Tropes present in this book include:
- Babies Ever After
- Body Backup Drive: Everyone in the cities is promptly picked up and has their "life-spark" transferred into a new body of their choosing upon death. Some characters actually take advantage of this to get around the normal time limit for body changes.
- Kind Hearted Cat Lover verging on Crazy Cat Lady: Thinta. She's a bit of a Cloud Cuckoo Lander as well. (Her name is an anagram of the author's; we're expected to draw our own conclusions.)
- Crystal Spires and Togas: Lots and lots and lots of crystal spires. Togas are never explicitly mentioned, but in this society anything is possible.

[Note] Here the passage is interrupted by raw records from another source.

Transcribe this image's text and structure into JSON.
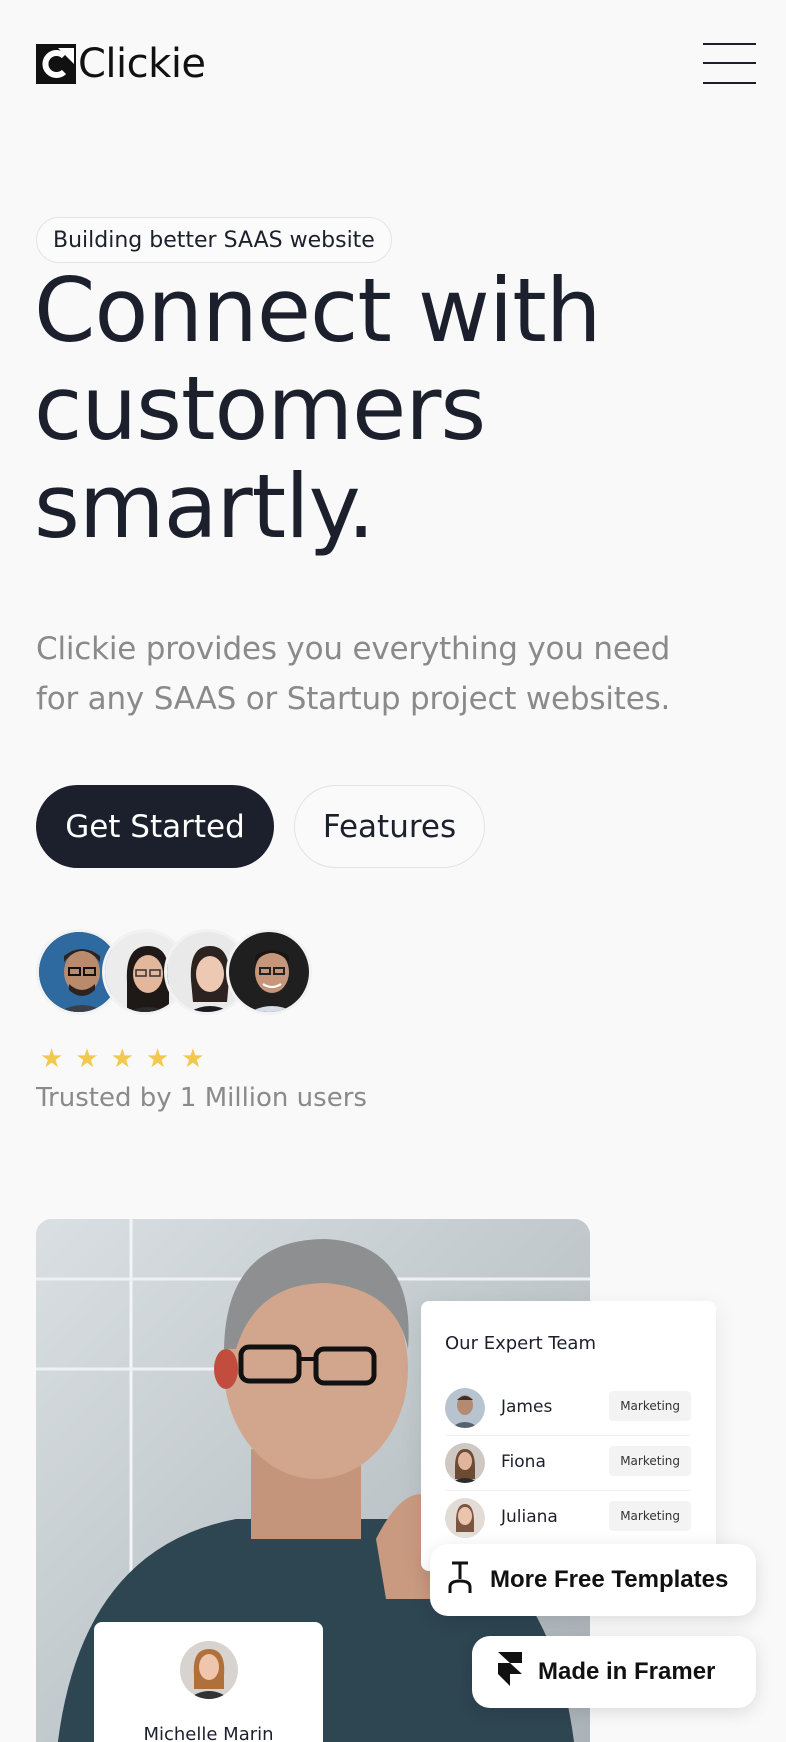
{
  "header": {
    "logo_text": "Clickie",
    "logo_icon": "clickie-logo-icon",
    "menu_icon": "hamburger-menu-icon"
  },
  "hero": {
    "badge": "Building better SAAS website",
    "headline_line1": "Connect with",
    "headline_line2": "customers",
    "headline_line3": "smartly.",
    "subtext_line1": "Clickie provides you everything you need",
    "subtext_line2": "for any SAAS or Startup project websites.",
    "primary_button": "Get Started",
    "secondary_button": "Features",
    "rating": 5,
    "trusted_text": "Trusted by 1 Million users"
  },
  "showcase": {
    "team_card": {
      "title": "Our Expert Team",
      "members": [
        {
          "name": "James",
          "role": "Marketing"
        },
        {
          "name": "Fiona",
          "role": "Marketing"
        },
        {
          "name": "Juliana",
          "role": "Marketing"
        }
      ]
    },
    "person_card": {
      "name": "Michelle Marin"
    }
  },
  "badges": {
    "templates": "More Free Templates",
    "framer": "Made in Framer"
  },
  "colors": {
    "background": "#f9f9f9",
    "primary": "#1b202c",
    "muted_text": "#8a8a8a",
    "star": "#f2c94c"
  }
}
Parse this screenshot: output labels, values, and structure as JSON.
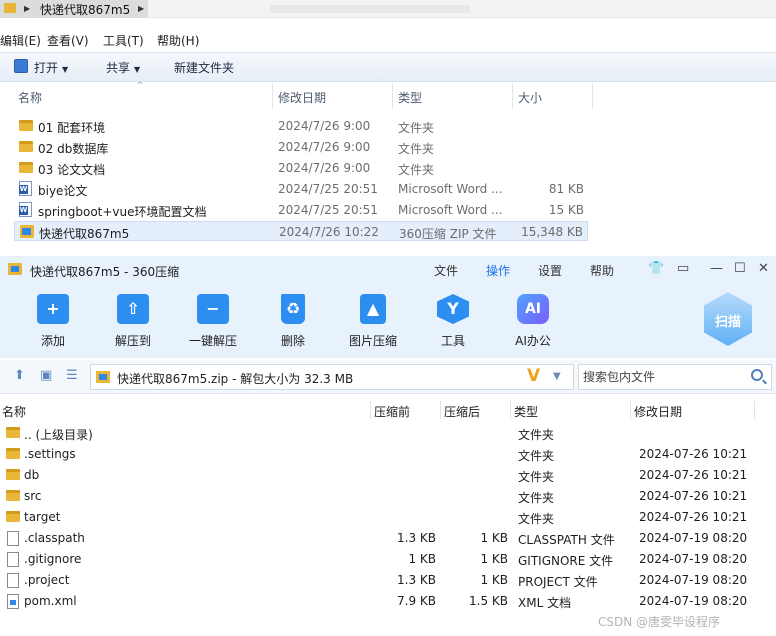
{
  "explorer": {
    "breadcrumb": "快递代取867m5",
    "menu": [
      "编辑(E)",
      "查看(V)",
      "工具(T)",
      "帮助(H)"
    ],
    "toolbar": {
      "open": "打开",
      "share": "共享",
      "new_folder": "新建文件夹"
    },
    "columns": {
      "name": "名称",
      "modified": "修改日期",
      "type": "类型",
      "size": "大小"
    },
    "rows": [
      {
        "name": "01 配套环境",
        "date": "2024/7/26 9:00",
        "type": "文件夹",
        "size": "",
        "icon": "folder-icon"
      },
      {
        "name": "02 db数据库",
        "date": "2024/7/26 9:00",
        "type": "文件夹",
        "size": "",
        "icon": "folder-icon"
      },
      {
        "name": "03 论文文档",
        "date": "2024/7/26 9:00",
        "type": "文件夹",
        "size": "",
        "icon": "folder-icon"
      },
      {
        "name": "biye论文",
        "date": "2024/7/25 20:51",
        "type": "Microsoft Word ...",
        "size": "81 KB",
        "icon": "word-doc-icon"
      },
      {
        "name": "springboot+vue环境配置文档",
        "date": "2024/7/25 20:51",
        "type": "Microsoft Word ...",
        "size": "15 KB",
        "icon": "word-doc-icon"
      },
      {
        "name": "快递代取867m5",
        "date": "2024/7/26 10:22",
        "type": "360压缩 ZIP 文件",
        "size": "15,348 KB",
        "icon": "zip-icon",
        "selected": true
      }
    ]
  },
  "zip": {
    "title": "快递代取867m5 - 360压缩",
    "tabs": [
      "文件",
      "操作",
      "设置",
      "帮助"
    ],
    "active_tab": "操作",
    "ribbon": [
      "添加",
      "解压到",
      "一键解压",
      "删除",
      "图片压缩",
      "工具",
      "AI办公"
    ],
    "scan_label": "扫描",
    "ai_badge": "AI",
    "path": "快递代取867m5.zip - 解包大小为 32.3 MB",
    "search_placeholder": "搜索包内文件",
    "columns": {
      "name": "名称",
      "packed": "压缩前",
      "unpacked": "压缩后",
      "type": "类型",
      "modified": "修改日期"
    },
    "rows": [
      {
        "name": ".. (上级目录)",
        "packed": "",
        "unpacked": "",
        "type": "文件夹",
        "date": "",
        "icon": "folder-icon"
      },
      {
        "name": ".settings",
        "packed": "",
        "unpacked": "",
        "type": "文件夹",
        "date": "2024-07-26 10:21",
        "icon": "folder-icon"
      },
      {
        "name": "db",
        "packed": "",
        "unpacked": "",
        "type": "文件夹",
        "date": "2024-07-26 10:21",
        "icon": "folder-icon"
      },
      {
        "name": "src",
        "packed": "",
        "unpacked": "",
        "type": "文件夹",
        "date": "2024-07-26 10:21",
        "icon": "folder-icon"
      },
      {
        "name": "target",
        "packed": "",
        "unpacked": "",
        "type": "文件夹",
        "date": "2024-07-26 10:21",
        "icon": "folder-icon"
      },
      {
        "name": ".classpath",
        "packed": "1.3 KB",
        "unpacked": "1 KB",
        "type": "CLASSPATH 文件",
        "date": "2024-07-19 08:20",
        "icon": "file-icon"
      },
      {
        "name": ".gitignore",
        "packed": "1 KB",
        "unpacked": "1 KB",
        "type": "GITIGNORE 文件",
        "date": "2024-07-19 08:20",
        "icon": "file-icon"
      },
      {
        "name": ".project",
        "packed": "1.3 KB",
        "unpacked": "1 KB",
        "type": "PROJECT 文件",
        "date": "2024-07-19 08:20",
        "icon": "file-icon"
      },
      {
        "name": "pom.xml",
        "packed": "7.9 KB",
        "unpacked": "1.5 KB",
        "type": "XML 文档",
        "date": "2024-07-19 08:20",
        "icon": "xml-file-icon"
      }
    ]
  },
  "watermark": "CSDN @唐雯毕设程序"
}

- Death Is Cheap: Due to the "life-spark" being rescued and placed in a new body upon death, death is never permanent. Even when someone decides they're done with life for real, their personality is simply wiped and placed in a new body.
- Desperately Looking for a Purpose in Life
- Designer Babies
- Domed Hometown: The three Fours Cities
- Driven to Suicide: Danor, though see above.
- Everyone Is Bi and/or No Bisexuals: All the relationships we see until the end of part 2 are opposite-sex, but not necessarily opposite-gender (e.g. the protagonist and Danor.) The one same-sex couple we do see is implied to be more of an If It's You, It's Okay situation (one of the participants is male-identifying but stuck in a female body.) Basically, all the sex changes make it a little complicated.
- The author does not handle homosexuality well in this series. She specifies that people's life-sparks or essences are predominantly male or female. There should be actual gays and Lesbians, and there are not. This was corrected and explored in a spectacular Fan Fic, A Real Sky, which unfortunately was never finished.
- Free-Love Future: And how!
- ...although it is considered highly scandalous for Jang to have sex out of marriage; a typical chat-up line is 'Do you want to get married for a couple of hours?'.
- Future Slang: A scattering of words, mainly swears.
- No Name Given: The protagonist.
- Suicide Is Painless: "Suiciding" is commonplace among Jang who want a new body outside of the usual time limit between changes. It's not exactly painless so much as consequence-less — the protagonist shares a fatal plane crash with a friend, and later grumbles "Why do you have to do it that way — it hurts". The friend replies "Pain is a reality."
- Sufficiently Advanced Technology
- The Loins Sleep Tonight: Danor, at least when he/she tries to play along with the social norms.
- Title Drop
- Uterine Replicator: Attempting to have a kid with yourself this way is not recommended.
- Winged Humanoid: One of many options for the bodies people design themselves, appearing a couple times.